The main difference between Poe's and Muddasheep's creations -besides, of course, the format differences-, is the motive. The first implies sufferings as a punishment or mere torture; while the latter, although not entirely away from this, is esentially turned into entertainment for a silly and empty comunity. Inquisitorial repression on one side; an almost -or totally- random revenge on society on the other. Also, while Poe describes a single torture chamber, Muddasheep creates an entire institute at a massive torture concept.

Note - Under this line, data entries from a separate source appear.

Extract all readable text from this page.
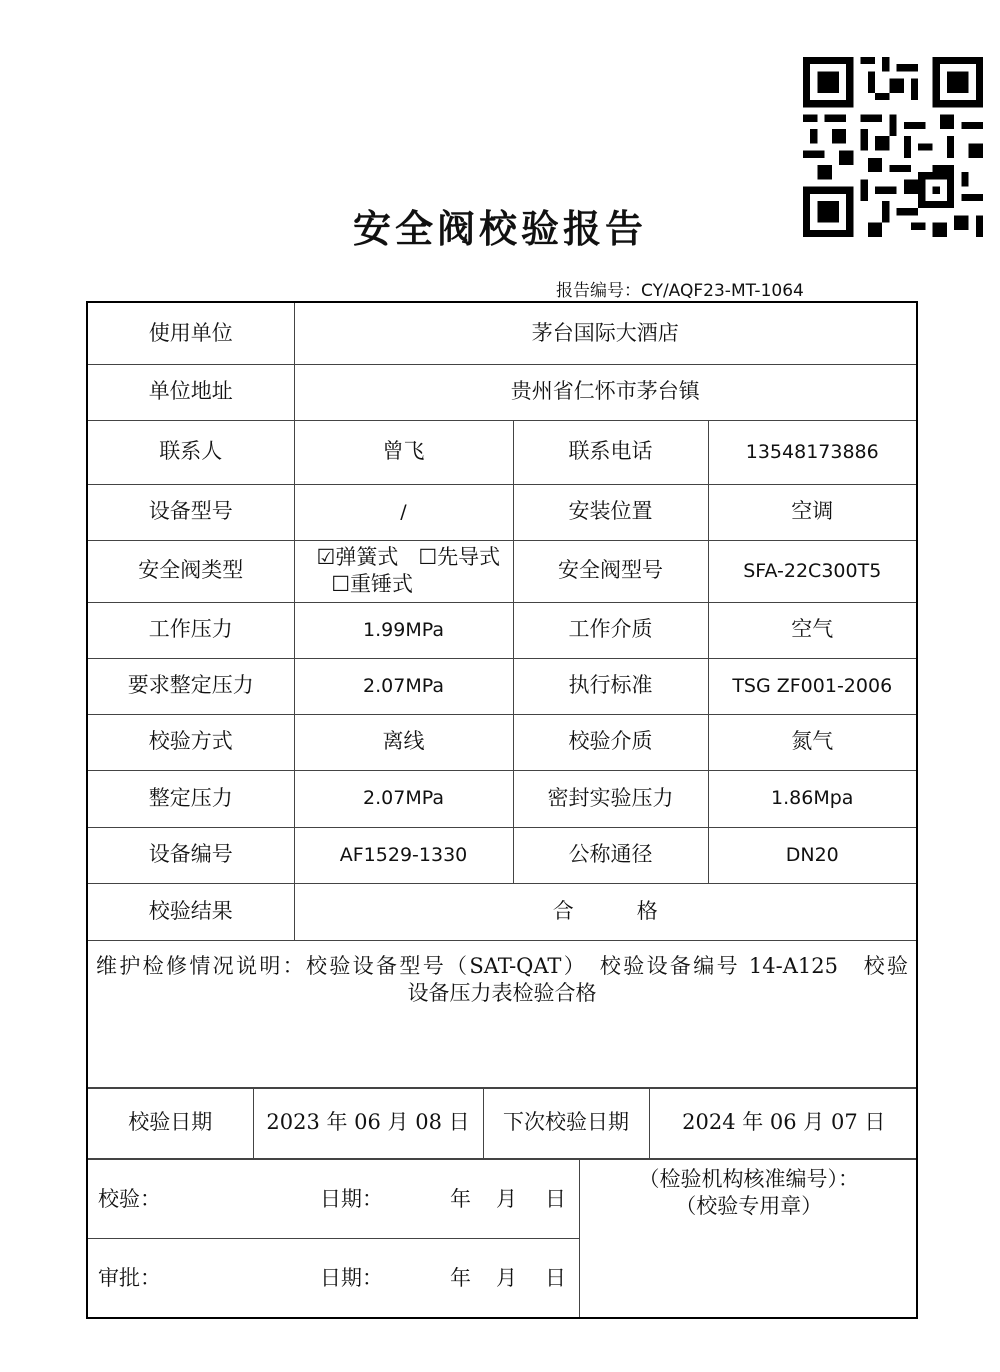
安全阀校验报告
报告编号：CY/AQF23-MT-1064
使用单位	茅台国际大酒店
单位地址	贵州省仁怀市茅台镇
联系人	曾飞	联系电话	13548173886
设备型号	/	安装位置	空调
安全阀类型	☑弹簧式 ☐先导式     ☐重锤式	安全阀型号	SFA-22C300T5
工作压力	1.99MPa	工作介质	空气
要求整定压力	2.07MPa	执行标准	TSG ZF001-2006
校验方式	离线	校验介质	氮气
整定压力	2.07MPa	密封实验压力	1.86Mpa
设备编号	AF1529-1330	公称通径	DN20
校验结果	合　　　格

维护检修情况说明：校验设备型号（SAT-QAT）　校验设备编号 14-A125　校验
设备压力表检验合格

校验日期	2023 年 06 月 08 日	下次校验日期	2024 年 06 月 07 日

校验：	日期：	年 月 日

（检验机构核准编号）：
（校验专用章）

审批：	日期：	年 月 日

However this unequalities, both are elementary alike. Strange paintings (fearful images of devils and skeletons in TPATP, all the strange pictures we're accustomed to in HQA), physycal torture (be it lighting creatures or burning shrinking walls), the possibility of voluntary death (the Pit itself or the Death Cells), and of course testing of patience (the long wait for the Pendulum to kill the subject and the wait for the train in Patience). Both of them show every torture from the personal point of view of a particular individual, though the end is polarly different; in HQA the subject follows the path to his own unavoidable death keeping the hopes Them allow them to have, while in TPATP, although the subject feels the same spontaneous hopes, we have the certainity that he has lived to tell his story.
I shall advise anyone here to read it, for it has the classic Poe's style applied this time to the ecclesiastic sadism, and the victim sufferings are little different through the ages.